Les Etats membres ont à nouveau rejeté la proposition de définition sur les perturbateurs endocriniens proposée, avec 3 ans de retard, par la Commission. «Des discussions supplémentaires sont nécessaires», a commenté un porte-parole de la Commission. En cause, notamment, un paragraphe ajouté en dernière minute –comme l’a révélé Le Monde- qui aurait exclu des pesticides destinés à bloquer la mue ou la croissance de certains insectes et plantes, en agissant précisément sur leur système hormonal. Soit une quinzaine de substances, représentant 8.700 tonnes de produits commerciaux par an rien que pour la France, a calculé Générations Futures.

Risques pour l’enfant

Quelques jours auparavant, un règlement a banni ce perturbateur endocrinien des papiers thermiques à une concentration égale ou supérieure à 0,02 % en poids. En cause: le risque, pour les enfants à naître des travailleuses enceintes et des consommatrices qui manipulent les reçus de points de vente en papier thermique, d’être exposés. Une démarche également initiée par la France en 2014, dans la lignée d’un avis rendu l’année précédente par l’Anses.
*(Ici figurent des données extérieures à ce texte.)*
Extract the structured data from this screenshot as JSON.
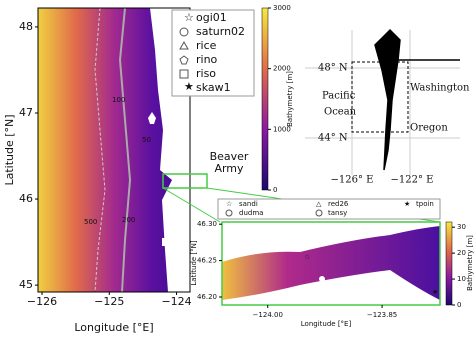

Tout en écartant la méthodologie développée par la France à l’appui de sa demande, l’Echa a mené sa propre évaluation, lui permettant de conclure que «le risque pour les consommatrices est valablement maîtrisé, mais (…) confirmé (…) pour les travailleuses» et estimé que «la restriction proposée est, sur le plan de l'efficacité, la plus appropriée à l'échelle de l'Union pour réduire les risques mis en évidence.»

Faible hausse des prix attendue vs santé

Saisi, le comité d'analyse socio-économique de l'Agence (CASE) a effectué une analyse de rentabilité. Conclusion: si «globalement, les coûts estimés de la restriction proposée sont supérieurs aux bénéfices potentiels pour la santé (…) le coût de la restriction constitue une très faible proportion du total des dépenses de personnel ou de l'excédent brut d'exploitation des secteurs concernés dans l'Union, et n'entraînerait qu'une très faible hausse de prix s'il était répercuté sur les consommateurs par une augmentation des prix des biens de consommation.» Les 2 comités ont conclu de concert que «la restriction proposée est réalisable, exécutable, gérable et contrôlable.» Une position adoptée par la Commission européenne, avec obligation pour l’industrie de s’y conformer dans un délai de 36 mois.

Le BPS dans le collimateur

L’exécutif européen confie à l’Echa de contrôler l'utilisation du Bisphénol S dans le papier thermique, car son profil toxicologique est analogue à celui du BPA et pourrait entraîner des effets similaires sur la santé. Avec, une possible restriction. Pour l’heure, ce risque n'a pas encore été évalué.

 


[1] Le 4-heptylphenol, branched and linear (4-HPbl) et le 4-tert-pentylphenol (PTAP).